Well at Work reveals how to optimize our workspaces for wellbeing across the seven domains of integrative health: stress and resilience, movement, sleep, relationships, environment, nutrition, and spirituality, and even the air we breathe. You’ll learn: How the environment you work in all day can affect your sleep at night Optimal lighting and noise levels for reducing stress and improving focus How to adjust temperature and humidity to stay alert and protect against infection Why open-plan offices can keep you more active The myriad benefits of access to nature (and how to bring nature indoors) Office layouts that foster social interactions but not distraction Foods to enhance cognitive performance And more
Along the way, you’ll meet the scientists and doctors, designers and architects, and building science professionals who are striving to make workplaces more conducive to wellbeing.
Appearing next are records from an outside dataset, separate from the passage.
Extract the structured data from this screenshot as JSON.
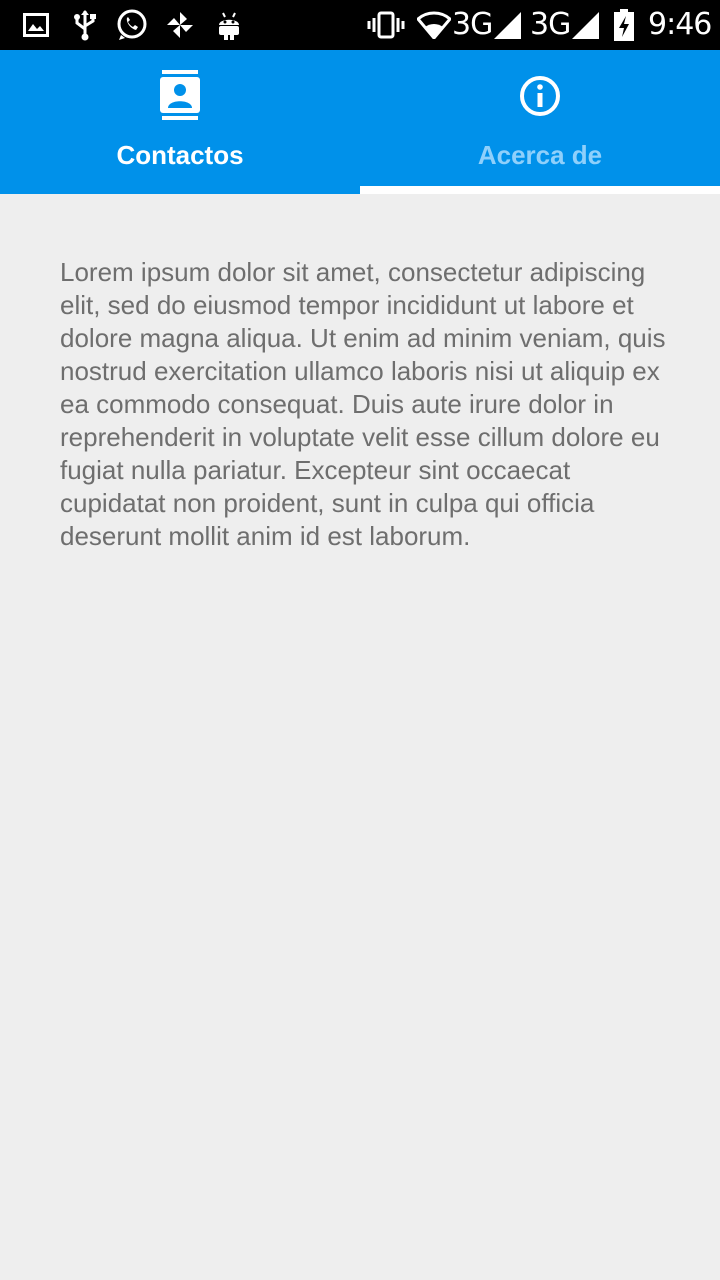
{
  "status_bar": {
    "network_1": "3G",
    "network_2": "3G",
    "time": "9:46",
    "icons": [
      "image-icon",
      "usb-icon",
      "whatsapp-icon",
      "pinwheel-icon",
      "android-icon",
      "vibrate-icon",
      "wifi-icon",
      "signal-icon",
      "signal-icon",
      "battery-charging-icon"
    ]
  },
  "tabs": [
    {
      "label": "Contactos",
      "icon": "contacts-icon",
      "selected": false
    },
    {
      "label": "Acerca de",
      "icon": "info-icon",
      "selected": true
    }
  ],
  "content": {
    "text": "Lorem ipsum dolor sit amet, consectetur adipiscing elit, sed do eiusmod tempor incididunt ut labore et dolore magna aliqua. Ut enim ad minim veniam, quis nostrud exercitation ullamco laboris nisi ut aliquip ex ea commodo consequat. Duis aute irure dolor in reprehenderit in voluptate velit esse cillum dolore eu fugiat nulla pariatur. Excepteur sint occaecat cupidatat non proident, sunt in culpa qui officia deserunt mollit anim id est laborum."
  },
  "colors": {
    "tab_bar": "#0091ea",
    "tab_selected_indicator": "#ffffff",
    "tab_label_active": "#ffffff",
    "tab_label_inactive": "#8fd0fb",
    "background": "#eeeeee",
    "body_text": "#6e6e6e"
  }
}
And you’ll glimpse into the future of the workplace, where artificial intelligence and the metaverse will help us create environments that respond to our individual needs.
Above all, you’ll come away with a menu of simple, “innovative, and often overlooked” (Dr. Richard Carmona) steps anyone can take to be—and stay—well at work.
PUBLISHERS WEEKLY
In this sensible outing, Sternberg (Healing Spaces), an architecture and medicine professor at the University of Arizona, offers guidance on making workspaces—either at home or the office—more comfortable and conducive to productivity by attending to the "seven domains of integrative health": "stress and resilience," movement, sleep, relationships, environment ("what you see and breathe"), nutrition, and spirituality. She contends that putting on quiet background music can make workplaces more relaxing, citing a study that found workers were most stressed in either loud or extremely quiet settings. Noting research showing that access to sunlight in the morning improves sleep quality and overall mood, Sternberg recommends workers sit near windows or else buy an LED sun lamp for their desk. The author highlights companies that have taken creative approaches to enhancing well-being through office design, writing that Google's Mountain View campus features multiple fitness centers to encourage exercise, which has been shown to stimulate creative thinking. The recommendations are bolstered by illuminating research, and Sternberg keeps a welcome emphasis on practicality (for workers whose offices don't feature a fitness center, she suggests that just getting up and moving around once per hour can be beneficial). Equally applicable to home and corporate office spaces, this valuable guide has much to offer.